UEFA has charged the Russian Football Union for racist behavior and racist chanting by Russian fans during a Euro 2012 match, a day after the union’s chief quit over Russia’s poor showing.
UEFA said it opened disciplinary cases for “improper conduct of their supporters (racist behavior, racist chanting)” against both the Russian Football Union and the Spanish Football Federation.
The charges follow reports that monkey noises were directed by Spain fans at Italy forward Mario Balotelli and that Russian fans targeted Czech Republic defender Theodor Gebre Selassie. Both players are black.
The European football body said its disciplinary panel would deal with the cases Thursday.

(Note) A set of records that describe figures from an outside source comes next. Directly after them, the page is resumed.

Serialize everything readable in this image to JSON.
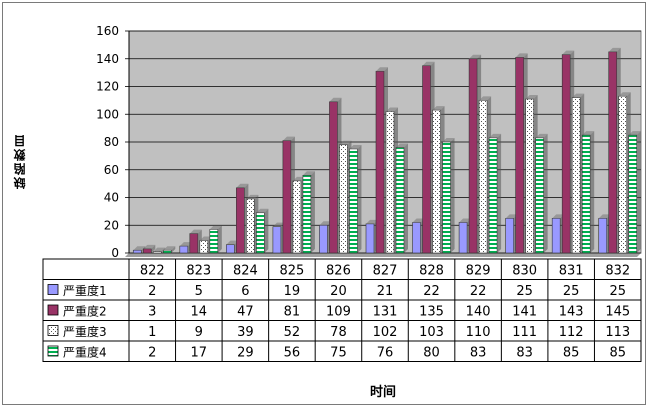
{
  "chart_data": {
    "type": "bar",
    "title": "",
    "xlabel": "时间",
    "ylabel": "缺陷数目",
    "ylim": [
      0,
      160
    ],
    "yticks": [
      0,
      20,
      40,
      60,
      80,
      100,
      120,
      140,
      160
    ],
    "grid": true,
    "legend": "table-bottom",
    "categories": [
      "822",
      "823",
      "824",
      "825",
      "826",
      "827",
      "828",
      "829",
      "830",
      "831",
      "832"
    ],
    "series": [
      {
        "name": "严重度1",
        "color": "#9999ff",
        "pattern": "solid",
        "values": [
          2,
          5,
          6,
          19,
          20,
          21,
          22,
          22,
          25,
          25,
          25
        ]
      },
      {
        "name": "严重度2",
        "color": "#993366",
        "pattern": "solid",
        "values": [
          3,
          14,
          47,
          81,
          109,
          131,
          135,
          140,
          141,
          143,
          145
        ]
      },
      {
        "name": "严重度3",
        "color": "#ffffcc",
        "pattern": "dots",
        "values": [
          1,
          9,
          39,
          52,
          78,
          102,
          103,
          110,
          111,
          112,
          113
        ]
      },
      {
        "name": "严重度4",
        "color": "#00b050",
        "pattern": "hstripes",
        "values": [
          2,
          17,
          29,
          56,
          75,
          76,
          80,
          83,
          83,
          85,
          85
        ]
      }
    ]
  }
}
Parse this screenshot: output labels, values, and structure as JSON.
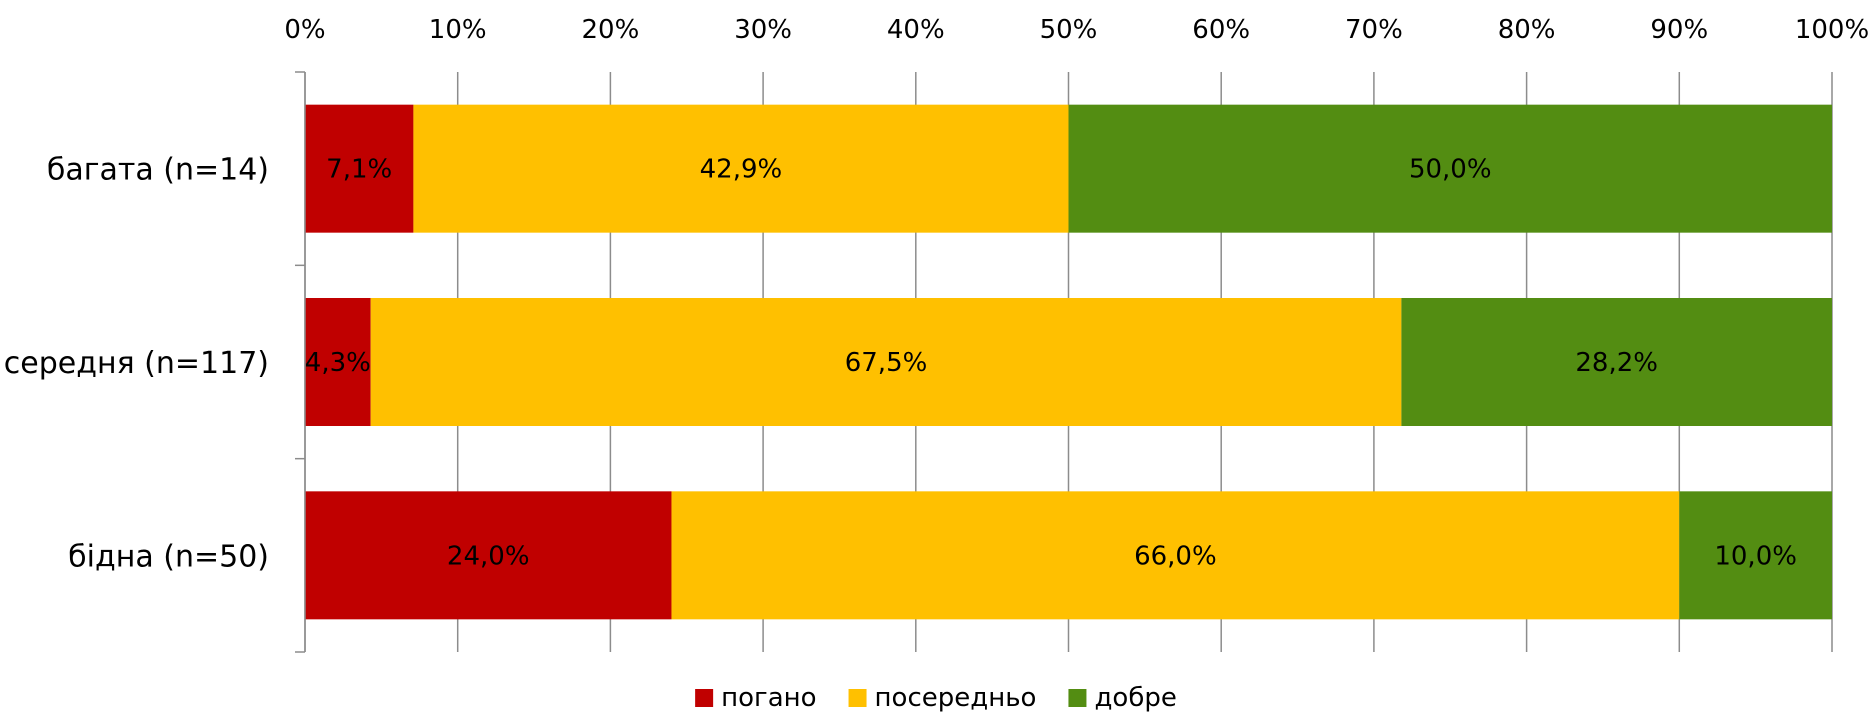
{
  "chart_data": {
    "type": "bar",
    "orientation": "horizontal",
    "stacked": "percent",
    "categories": [
      "багата (n=14)",
      "середня (n=117)",
      "бідна (n=50)"
    ],
    "series": [
      {
        "name": "погано",
        "color": "#c00000",
        "values": [
          7.1,
          4.3,
          24.0
        ],
        "labels": [
          "7,1%",
          "4,3%",
          "24,0%"
        ]
      },
      {
        "name": "посередньо",
        "color": "#ffc000",
        "values": [
          42.9,
          67.5,
          66.0
        ],
        "labels": [
          "42,9%",
          "67,5%",
          "66,0%"
        ]
      },
      {
        "name": "добре",
        "color": "#538d12",
        "values": [
          50.0,
          28.2,
          10.0
        ],
        "labels": [
          "50,0%",
          "28,2%",
          "10,0%"
        ]
      }
    ],
    "xlim": [
      0,
      100
    ],
    "xticks": [
      "0%",
      "10%",
      "20%",
      "30%",
      "40%",
      "50%",
      "60%",
      "70%",
      "80%",
      "90%",
      "100%"
    ],
    "x_axis_position": "top",
    "grid": "vertical",
    "legend_position": "bottom"
  }
}
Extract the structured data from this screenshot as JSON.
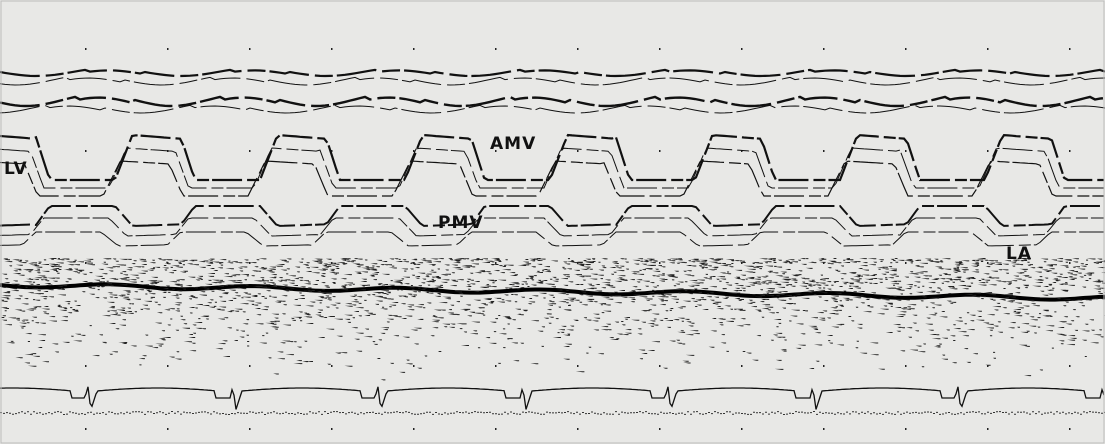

Russia and Spain will likely receive financial penalties if the cases are proved.
Russia has already been fined 185,000 euros ($230,000) after being charged by UEFA over its fans’ conduct at all three of its group-stage matches in Poland.
UEFA also threatened Russia with a six-point deduction in its 2016 European Championship qualifying group after some of its fans attacked stadium stewards in Wroclaw following the Czech match on June 8. UEFA has said the deduction would be enforced if fans repeated their violent behavior. The Russian FA has appealed that sanction.
In the first proven case of racist abuse at Euro 2012, UEFA fined Croatia’s football association 80,000 euros ($100,000) for a range of charges, including insults directed at Balotelli. Discrimination monitors appointed by UEFA reported that about 300 Croatia supporters made monkey noises at the Italy forward during a June 14 match in Poznan.
A Spanish fans’ group previously reported that some Spain followers made monkey noises at Balotelli during a June 10 match in Gdansk.
Gebre Selassie, the first black player to represent the Czech national team, has told reporters that he “noticed” racist chants directed at him during his side’s game with Russia. But he declined to file a complaint.
UEFA received reports from monitors supplied by FARE, a Europe-wide fans’ network, and later asked Czech team officials to help provide evidence that could be used to prosecute the case.
Russia was heavily favored to advance from Group A but was eliminated as the Czechs and Greece reached the quarterfinals. On Monday, Russian Football Union president Sergei Fursenko announced his resignation during a televised meeting with President Vladimir Putin.
“Fursenko’s exit was justified, taking into account our result at Euro 2012,” said former Prime Minister Sergei Stepashin, who serves as chairman of Dynamo Moscow’s advisory board.
But Russian Football Union honorary chief Vyacheslav Koloskov criticized Fursenko for abandoning “the sinking ship.”
“I have a feeling there is more to his resignation,” he said. “Just three or four days ago, Fursenko said he was looking for a new coach, meaning he had no plans to resign. Something must have happened that made him change his mind.
“I’m not going to condemn him. I was in his position myself a few years ago,” Koloskov added, referring to Russia’s fiasco at Euro 2004. “But I don’t think it’s right for him to abandon the sinking ship.”